Gündem

'Zaman yazarı Başbakan'a çakar' mı?'

"Bu köşenin yazarı sadece kendi adına yazar-konuşur, değil cemaat adına, İslam ve Müslümanlar adına konuşma yetkisi ve hakkı da yoktur"

08 Mart 2012 12:29

 

 
Ali Bulaç
(Zaman, 8 Mart 2012)
 
Zor ve sıkıntılı bir dönemden geçiyoruz. Zor zamanda yazmak zor iş. Bizim işimiz yazmak, konuşmak.
 
Ama yazmak-konuşmak sorumluluktur, her söz dönüp dolaşıp bu dünyada veya ahirette karşımıza çıkacaktır. Söz ok gibidir, bir kere yaydan fırladı mı bir daha geri dönmez.
 
Zaman Gazetesi'nde yazmak veya camianın medya grubunda konuşmak bir kat daha zor. Zira gözler üzerinizde. Bunda bir gariplik yok. Mademki söz sorumluluktur, nerede olursanız olun, hangi makamda sözü sarf ediyorsanız sarf edin dikkatli olmanız lazım.
 
Ortalıkta heyüla gibi dolaşan bir "cemaat-AK Parti çekişmesi"nin tozu dumana kattığı bir zaman diliminde yazmak ve konuşmak daha da zordur.
 
Okuyucular çeşit çeşittir: İyi niyet beslediği halde maksadınızı doğru anlamayanlar var; anlamak istediği gibi anlayanlar var; doğru anlayıp da görüşlerinizden dolayı size kızanlar var. Bunların hepsi olağan. Bir de, "mesleği fitne fesat çıkarmak olanlar" da var. Bunlar profesyonellerdir; habbeyi kubbe yaparlar. Kullandıkları yöntem, kadim zamanlardan beri sözün güzelini çirkinleştirmek, iffeti kirletmek, samimiyeti bulandırmak, hakikati tersyüz etmektir. Bunların varlığı da olağandır, her dönemde olmuşlardır; dikkat edilmesi gereken temiz ruhlu ve iyi niyetli insanların bunların tuzaklarına karşı uyanık olmalarıdır.
 

Neden bunları yazıyorum?

 
Ara sıra, bazı yazılarımın suiistimal edilip bazı internet sitelerinde "Zaman yazarı AK Parti'ye çaktı"; "Zaman yazarı Tayyip Erdoğan'ı uyardı" vb. ilgisiz başlıklar altında yakılmak istenen fitne ateşine odun gibi kullanılmak istenmeleridir.
 
Belirtmek gerekir ki, bu köşenin yazarı hiç kimsenin sözcüsü değildir.
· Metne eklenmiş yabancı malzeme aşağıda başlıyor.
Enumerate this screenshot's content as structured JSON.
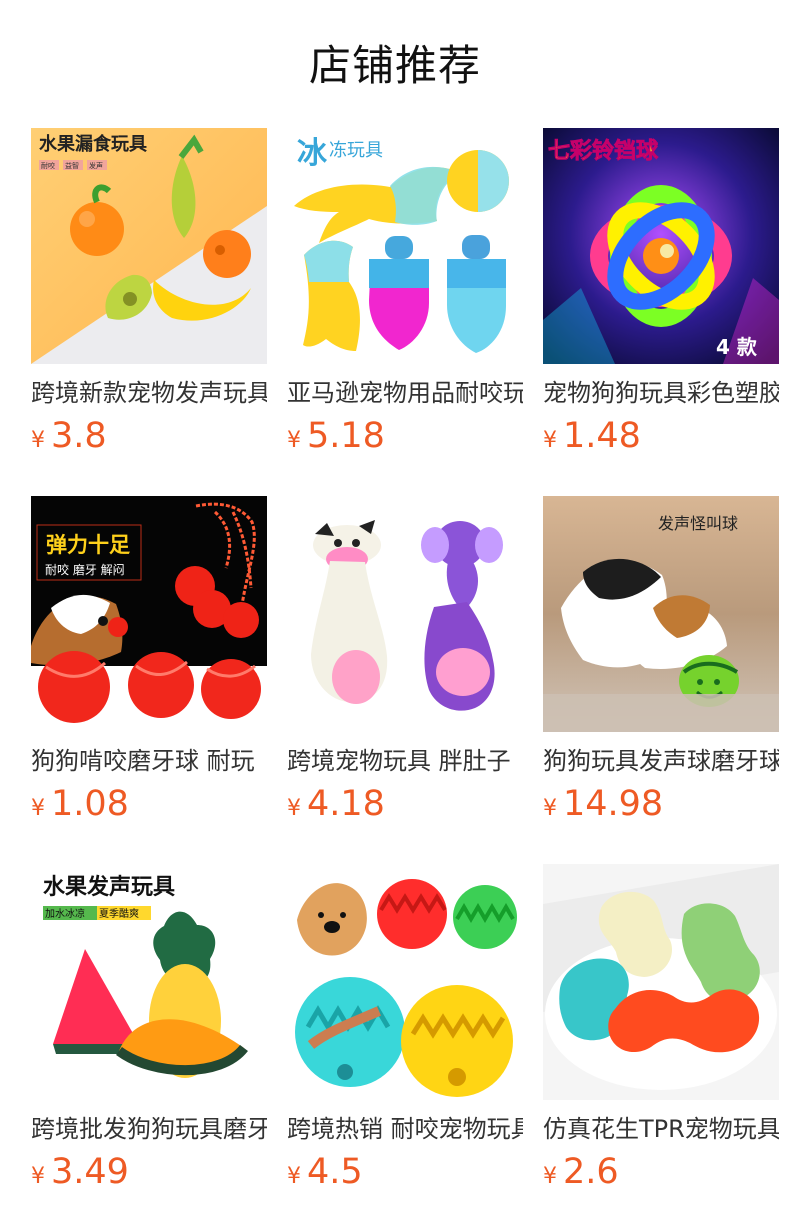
{
  "section": {
    "title": "店铺推荐"
  },
  "colors": {
    "price": "#ee5a24",
    "text": "#333333",
    "background": "#ffffff"
  },
  "products": [
    {
      "name": "跨境新款宠物发声玩具",
      "currency": "¥",
      "price": "3.8",
      "image_text": {
        "title": "水果漏食玩具",
        "tags": [
          "耐咬",
          "益智",
          "发声"
        ]
      }
    },
    {
      "name": "亚马逊宠物用品耐咬玩具",
      "currency": "¥",
      "price": "5.18",
      "image_text": {
        "title_a": "冰",
        "title_b": "冻玩具"
      }
    },
    {
      "name": "宠物狗狗玩具彩色塑胶球",
      "currency": "¥",
      "price": "1.48",
      "image_text": {
        "title": "七彩铃铛球",
        "badge": "4 款"
      }
    },
    {
      "name": "狗狗啃咬磨牙球 耐玩",
      "currency": "¥",
      "price": "1.08",
      "image_text": {
        "title": "弹力十足",
        "subtitle": "耐咬 磨牙 解闷"
      }
    },
    {
      "name": "跨境宠物玩具 胖肚子",
      "currency": "¥",
      "price": "4.18",
      "image_text": {}
    },
    {
      "name": "狗狗玩具发声球磨牙球",
      "currency": "¥",
      "price": "14.98",
      "image_text": {
        "title": "发声怪叫球"
      }
    },
    {
      "name": "跨境批发狗狗玩具磨牙",
      "currency": "¥",
      "price": "3.49",
      "image_text": {
        "title": "水果发声玩具",
        "tag_a": "加水冰凉",
        "tag_b": "夏季酷爽"
      }
    },
    {
      "name": "跨境热销 耐咬宠物玩具",
      "currency": "¥",
      "price": "4.5",
      "image_text": {}
    },
    {
      "name": "仿真花生TPR宠物玩具",
      "currency": "¥",
      "price": "2.6",
      "image_text": {}
    }
  ]
}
Tabii ki "Zaman yazarı"yım. Bundan gurur duyuyorum. Hocaefendi'nin şahsına, hizmet hareketine, bu hizmet içinde yer alan insanlara, cemaate büyük bir sevgi beslediğim de doğru. İslam'ın kutlu nehrine su taşıyan irili ufaklı her ırmak nazarımda sevgiye layıktır.
 
Lakin ben ne Zaman Gazetesi'nin, ne Hocaefendi veya cemaatin sözcüsüyüm. Kimse bana böyle bir görev yüklemiş değil, bu yönde en ufak bir telkinde bulunmuş da değil. Bana ayırdıkları bu köşe bir emanettir, her satırını dikkatle kullanmak zorundayım. Kimse bana herhangi bir müdahalede veya siparişte bulunmuyor. Zaman adına konuşmak gerekirse bunu zaten Genel Yayın Müdürü Ekrem Dumanlı yapıyor, her pazartesi günü de dikkatle okunan bir muhasebe ve bilgilendirme yazısı yayınlıyor. Defalarca açıklandığı üzere gerektiğinde Hocaefendi adına avukatları açıklamalar yapar. Hocaefendi'nin de konuşmaları yayınlanıyor, lüzum hissederse güncel konularda görüşlerini açıklıyor. Hocaefendi'nin bizim gibi sözcülere ihtiyacı yoktur.
 
AK Parti'ye ve Sayın Başbakan'a gelince. İşi, mesleği yazmak-konuşmak olan birileri tabii ki AK Parti ve iktidarla ilgili görüşlerini beyan edecek. Bu hem görevi, hem sorumluluğu. Şundan ki: a) Biz AK Parti'yle aynı fikrî ve politik gelenekten geliyoruz; b) Sayın Başbakan başta olmak üzere en tepedeki onlarca zatla kadim ve bugün de süren hukukumuz var; c) Karar ve icraatlarının faturası bize çıkmaktadır; d) Aldığı kararlar, yaptığı temel tercihler ülkenin geleceğini, İslam dünyasını etkilemektedir.
 
Medya üzerinden eleştirmek bir tür istişare, iyi niyetli ikaz, siyasetin esası olan kamusal müzakere ve karar süreçlerine katılma biçimidir. Bizim kişisel bir husumetimiz olamaz. Bu köşenin yazarının yegâne derdi İslam dünyasının ayağa kalkması, Türkiye'nin adam gibi bir hukuk devleti olması ve elbette bunun 1850'den bu yana süren İslamî siyaset, sosyal ve kültürel geleneğin içinden gelenler eliyle gerçekleşmesidir. "Ben/ene" demekten Allah'a sığınırım, bu yüzden "biz" diyorum. AK Parti'yi eleştiririz, ama ona zarar gelse yine biz savunuruz, bunu görev telakki ederiz.
 
Özetle bu köşenin yazarı sadece kendi adına yazar-konuşur, değil cemaat adına, İslam ve Müslümanlar adına konuşma yetkisi ve hakkı da yoktur ve bu aslında herkes için varid genel bir kaidedir. Herkes kişisel olarak anladığını, inandığını yazar, savunur; yazıp çizdiklerinden, yapıp ettiklerinden sadece kendisi sorumludur.